Si l’on ne rechigne jamais devant un bon film d’action à la manière des années 90, qui plus est avec une petite ambiance paranoïaque, Sweet Girl échoue malheureusement à remplir son contrat de divertissement de base, par la faute d’une sorte de confusion permanente régnant dans son scénario.
Nous vivons une époque où – l’activité sur les réseaux sociaux en témoigne – les « grands méchants » sont les multinationales pharmaceutiques faisant passer leur profit devant la santé de l’humanité, les investisseurs qui les financent et les politiciens corrompus qui leur permettent d’agir impunément. Il était donc logique que le cinéma « populaire » (entendez : sans aucune ambition autre que de recruter à peu de frais le plus de (télé)spectateurs possibles) fassent d’une famille US lambda les innocentes victimes des agissements de ces nouveaux criminels : Sweet Girl s’y colle, sans se livrer à trop de réflexion politique sur le fait que ce qui tue effectivement la mère de famille de son scénario, c’est l’absence d’un système de santé digne de ce nom aux USA. Oh, il y a bien une remarque rapide faite par la jeune héroïne sur le fait qu’il fallait soutenir l’Obamacare, mais ça s’arrête là : il est vrai qu’il est plus cinégénique – même si totalement illogique – de montrer un père de famille tuant de ses mains des grands pontes de Big Pharma (qui ne savent pas d’ailleurs la différence entre l’Inde et l’Afrique, et, surtout, s’en moquent…) que de filmer un quelconque engagement politique visant à changer les règles du jeu US.

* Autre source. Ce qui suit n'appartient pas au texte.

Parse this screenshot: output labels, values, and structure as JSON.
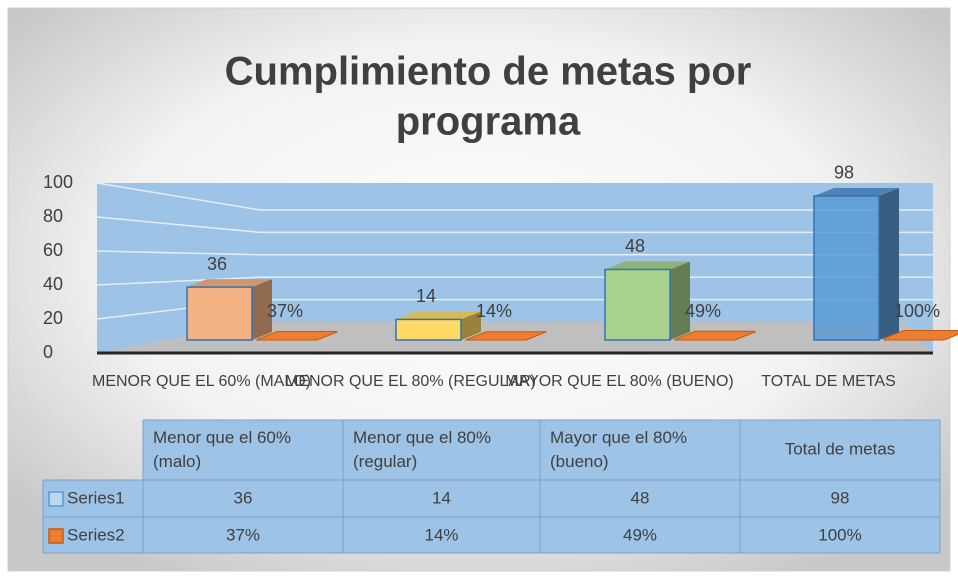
{
  "chart_data": {
    "type": "bar3d",
    "title": "Cumplimiento de metas por programa",
    "categories": [
      "MENOR QUE EL 60% (MALO)",
      "MENOR QUE EL 80% (REGULAR)",
      "MAYOR QUE EL 80% (BUENO)",
      "TOTAL DE METAS"
    ],
    "table_headers": [
      "Menor que el 60% (malo)",
      "Menor que el 80% (regular)",
      "Mayor que el 80% (bueno)",
      "Total de metas"
    ],
    "series": [
      {
        "name": "Series1",
        "color": "#5b9bd5",
        "colors": [
          "#f4b183",
          "#ffd966",
          "#a9d18e",
          "#5b9bd5"
        ],
        "values": [
          36,
          14,
          48,
          98
        ]
      },
      {
        "name": "Series2",
        "color": "#ed7d31",
        "values": [
          0.37,
          0.14,
          0.49,
          1.0
        ],
        "value_labels": [
          "37%",
          "14%",
          "49%",
          "100%"
        ]
      }
    ],
    "ylim": [
      0,
      100
    ],
    "yticks": [
      0,
      20,
      40,
      60,
      80,
      100
    ],
    "grid": true,
    "data_table": true
  }
}
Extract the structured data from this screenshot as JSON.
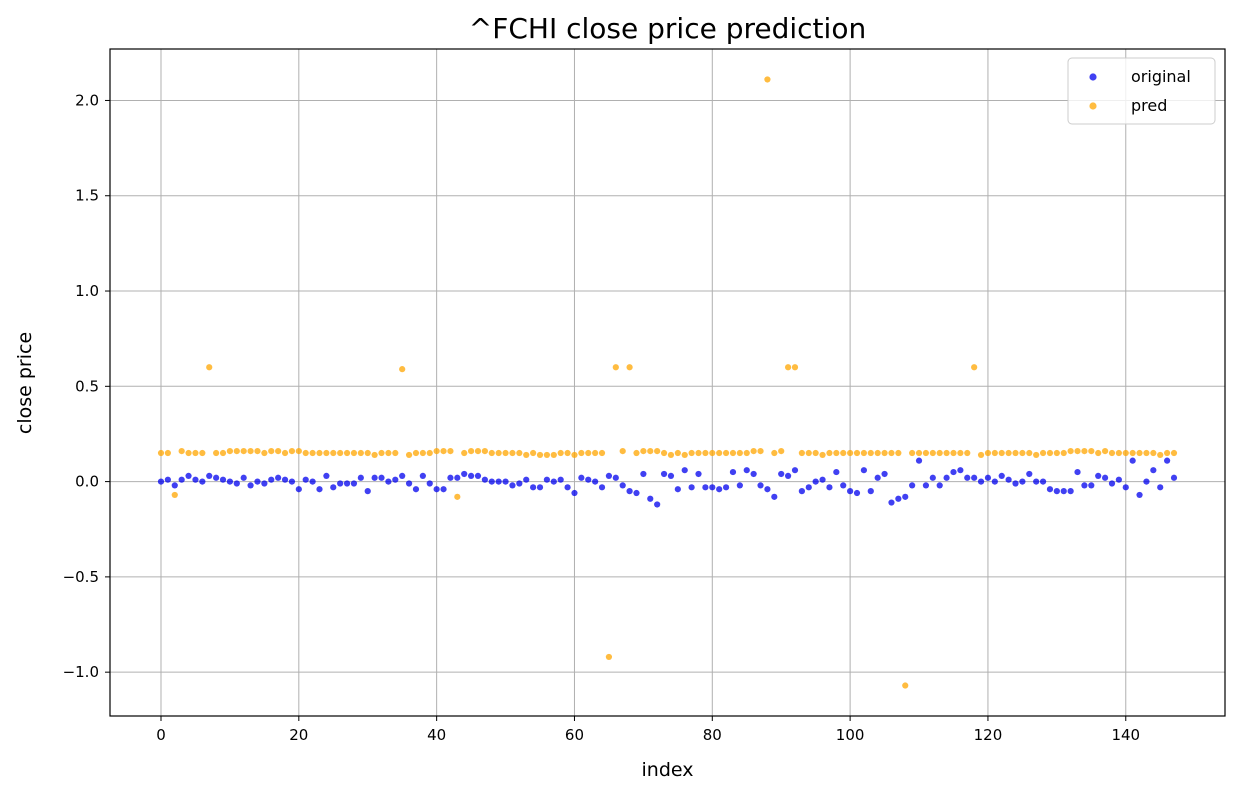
{
  "chart_data": {
    "type": "scatter",
    "title": "^FCHI close price prediction",
    "xlabel": "index",
    "ylabel": "close price",
    "xlim": [
      -7.4,
      154.4
    ],
    "ylim": [
      -1.23,
      2.27
    ],
    "xticks": [
      0,
      20,
      40,
      60,
      80,
      100,
      120,
      140
    ],
    "yticks": [
      -1.0,
      -0.5,
      0.0,
      0.5,
      1.0,
      1.5,
      2.0
    ],
    "ytick_labels": [
      "−1.0",
      "−0.5",
      "0.0",
      "0.5",
      "1.0",
      "1.5",
      "2.0"
    ],
    "grid": true,
    "legend_position": "top-right",
    "series": [
      {
        "name": "original",
        "color": "#0000ee",
        "x": [
          0,
          1,
          2,
          3,
          4,
          5,
          6,
          7,
          8,
          9,
          10,
          11,
          12,
          13,
          14,
          15,
          16,
          17,
          18,
          19,
          20,
          21,
          22,
          23,
          24,
          25,
          26,
          27,
          28,
          29,
          30,
          31,
          32,
          33,
          34,
          35,
          36,
          37,
          38,
          39,
          40,
          41,
          42,
          43,
          44,
          45,
          46,
          47,
          48,
          49,
          50,
          51,
          52,
          53,
          54,
          55,
          56,
          57,
          58,
          59,
          60,
          61,
          62,
          63,
          64,
          65,
          66,
          67,
          68,
          69,
          70,
          71,
          72,
          73,
          74,
          75,
          76,
          77,
          78,
          79,
          80,
          81,
          82,
          83,
          84,
          85,
          86,
          87,
          88,
          89,
          90,
          91,
          92,
          93,
          94,
          95,
          96,
          97,
          98,
          99,
          100,
          101,
          102,
          103,
          104,
          105,
          106,
          107,
          108,
          109,
          110,
          111,
          112,
          113,
          114,
          115,
          116,
          117,
          118,
          119,
          120,
          121,
          122,
          123,
          124,
          125,
          126,
          127,
          128,
          129,
          130,
          131,
          132,
          133,
          134,
          135,
          136,
          137,
          138,
          139,
          140,
          141,
          142,
          143,
          144,
          145,
          146,
          147
        ],
        "values": [
          0.0,
          0.01,
          -0.02,
          0.01,
          0.03,
          0.01,
          0.0,
          0.03,
          0.02,
          0.01,
          0.0,
          -0.01,
          0.02,
          -0.02,
          0.0,
          -0.01,
          0.01,
          0.02,
          0.01,
          0.0,
          -0.04,
          0.01,
          0.0,
          -0.04,
          0.03,
          -0.03,
          -0.01,
          -0.01,
          -0.01,
          0.02,
          -0.05,
          0.02,
          0.02,
          0.0,
          0.01,
          0.03,
          -0.01,
          -0.04,
          0.03,
          -0.01,
          -0.04,
          -0.04,
          0.02,
          0.02,
          0.04,
          0.03,
          0.03,
          0.01,
          0.0,
          0.0,
          0.0,
          -0.02,
          -0.01,
          0.01,
          -0.03,
          -0.03,
          0.01,
          0.0,
          0.01,
          -0.03,
          -0.06,
          0.02,
          0.01,
          0.0,
          -0.03,
          0.03,
          0.02,
          -0.02,
          -0.05,
          -0.06,
          0.04,
          -0.09,
          -0.12,
          0.04,
          0.03,
          -0.04,
          0.06,
          -0.03,
          0.04,
          -0.03,
          -0.03,
          -0.04,
          -0.03,
          0.05,
          -0.02,
          0.06,
          0.04,
          -0.02,
          -0.04,
          -0.08,
          0.04,
          0.03,
          0.06,
          -0.05,
          -0.03,
          0.0,
          0.01,
          -0.03,
          0.05,
          -0.02,
          -0.05,
          -0.06,
          0.06,
          -0.05,
          0.02,
          0.04,
          -0.11,
          -0.09,
          -0.08,
          -0.02,
          0.11,
          -0.02,
          0.02,
          -0.02,
          0.02,
          0.05,
          0.06,
          0.02,
          0.02,
          0.0,
          0.02,
          0.0,
          0.03,
          0.01,
          -0.01,
          0.0,
          0.04,
          0.0,
          0.0,
          -0.04,
          -0.05,
          -0.05,
          -0.05,
          0.05,
          -0.02,
          -0.02,
          0.03,
          0.02,
          -0.01,
          0.01,
          -0.03,
          0.11,
          -0.07,
          0.0,
          0.06,
          -0.03,
          0.11,
          0.02
        ]
      },
      {
        "name": "pred",
        "color": "#ffa500",
        "x": [
          0,
          1,
          2,
          3,
          4,
          5,
          6,
          7,
          8,
          9,
          10,
          11,
          12,
          13,
          14,
          15,
          16,
          17,
          18,
          19,
          20,
          21,
          22,
          23,
          24,
          25,
          26,
          27,
          28,
          29,
          30,
          31,
          32,
          33,
          34,
          35,
          36,
          37,
          38,
          39,
          40,
          41,
          42,
          43,
          44,
          45,
          46,
          47,
          48,
          49,
          50,
          51,
          52,
          53,
          54,
          55,
          56,
          57,
          58,
          59,
          60,
          61,
          62,
          63,
          64,
          65,
          66,
          67,
          68,
          69,
          70,
          71,
          72,
          73,
          74,
          75,
          76,
          77,
          78,
          79,
          80,
          81,
          82,
          83,
          84,
          85,
          86,
          87,
          88,
          89,
          90,
          91,
          92,
          93,
          94,
          95,
          96,
          97,
          98,
          99,
          100,
          101,
          102,
          103,
          104,
          105,
          106,
          107,
          108,
          109,
          110,
          111,
          112,
          113,
          114,
          115,
          116,
          117,
          118,
          119,
          120,
          121,
          122,
          123,
          124,
          125,
          126,
          127,
          128,
          129,
          130,
          131,
          132,
          133,
          134,
          135,
          136,
          137,
          138,
          139,
          140,
          141,
          142,
          143,
          144,
          145,
          146,
          147
        ],
        "values": [
          0.15,
          0.15,
          -0.07,
          0.16,
          0.15,
          0.15,
          0.15,
          0.6,
          0.15,
          0.15,
          0.16,
          0.16,
          0.16,
          0.16,
          0.16,
          0.15,
          0.16,
          0.16,
          0.15,
          0.16,
          0.16,
          0.15,
          0.15,
          0.15,
          0.15,
          0.15,
          0.15,
          0.15,
          0.15,
          0.15,
          0.15,
          0.14,
          0.15,
          0.15,
          0.15,
          0.59,
          0.14,
          0.15,
          0.15,
          0.15,
          0.16,
          0.16,
          0.16,
          -0.08,
          0.15,
          0.16,
          0.16,
          0.16,
          0.15,
          0.15,
          0.15,
          0.15,
          0.15,
          0.14,
          0.15,
          0.14,
          0.14,
          0.14,
          0.15,
          0.15,
          0.14,
          0.15,
          0.15,
          0.15,
          0.15,
          -0.92,
          0.6,
          0.16,
          0.6,
          0.15,
          0.16,
          0.16,
          0.16,
          0.15,
          0.14,
          0.15,
          0.14,
          0.15,
          0.15,
          0.15,
          0.15,
          0.15,
          0.15,
          0.15,
          0.15,
          0.15,
          0.16,
          0.16,
          2.11,
          0.15,
          0.16,
          0.6,
          0.6,
          0.15,
          0.15,
          0.15,
          0.14,
          0.15,
          0.15,
          0.15,
          0.15,
          0.15,
          0.15,
          0.15,
          0.15,
          0.15,
          0.15,
          0.15,
          -1.07,
          0.15,
          0.15,
          0.15,
          0.15,
          0.15,
          0.15,
          0.15,
          0.15,
          0.15,
          0.6,
          0.14,
          0.15,
          0.15,
          0.15,
          0.15,
          0.15,
          0.15,
          0.15,
          0.14,
          0.15,
          0.15,
          0.15,
          0.15,
          0.16,
          0.16,
          0.16,
          0.16,
          0.15,
          0.16,
          0.15,
          0.15,
          0.15,
          0.15,
          0.15,
          0.15,
          0.15,
          0.14,
          0.15,
          0.15
        ]
      }
    ]
  }
}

Mais on imagine que le « projet », s’il y en avait un au départ, de Brian Andrew Mendoza et de son équipe était avant tout de filmer Aquaman… pardon, Jason Momoa en briseur de crânes brutal mais sympathique, et rien d’autre. Et ça marche quelque temps jusqu’à ce que nous nous rendions compte que les scénaristes de Sweet Girl ne savent décidément pas s’ils veulent nous raconter l’histoire d’un père et d’une fille en fuite pour échapper à des tueurs lancés à leur trousse, ou bien au contraire l’enquête périlleuse menée par les victimes d’une conspiration politique : ils tentent de faire les deux en même temps (ayant peut-être en ligne de mire quelque chose comme une actualisation du classique Fugitif) et échouent : le manque de crédibilité de la plupart des situations s’avère rapidement tragique, mais empire encore lorsqu’apparaît comme un chien au milieu d’un jeu de quille un tueur impitoyable – mais pas très effrayant, finalement. Sweet Girl finit de se ridiculiser complètement avec un « twist » aberrant (mais prévisible pour quiconque est rompu à l’exercice de déchiffrage des clichés cinématographiques…) à une demi-heure de la fin. Le film bascule alors, rétrospectivement, du hautement improbable à l’absolument impossible… A partir de là, plus personne ni devant, ni « derrière » l’écran, n’en a clairement plus rien à faire de ce que Sweet Girl raconte, et le récit peut finir de s’émietter dans un final sans aucune substance.
Même si l’on peut reconnaître une certaine compétence dans la mise en scène efficace et lisible de Mendoza – dont c’est le premier long-métrage -, et un zeste de charisme à Momoa en brute épaisse et bon père de famille, on ne dépasse jamais ici le minimum syndical en termes de recopie studieuse de scènes d’action « classiques », vues des centaines de fois dans des films plus substantiels…
Mais même ces toutes petites qualités sont condamnées à disparaître au milieu de la confusion générale et de la désorganisation fatale d’un scénario, exemplaire en termes d’incohérence.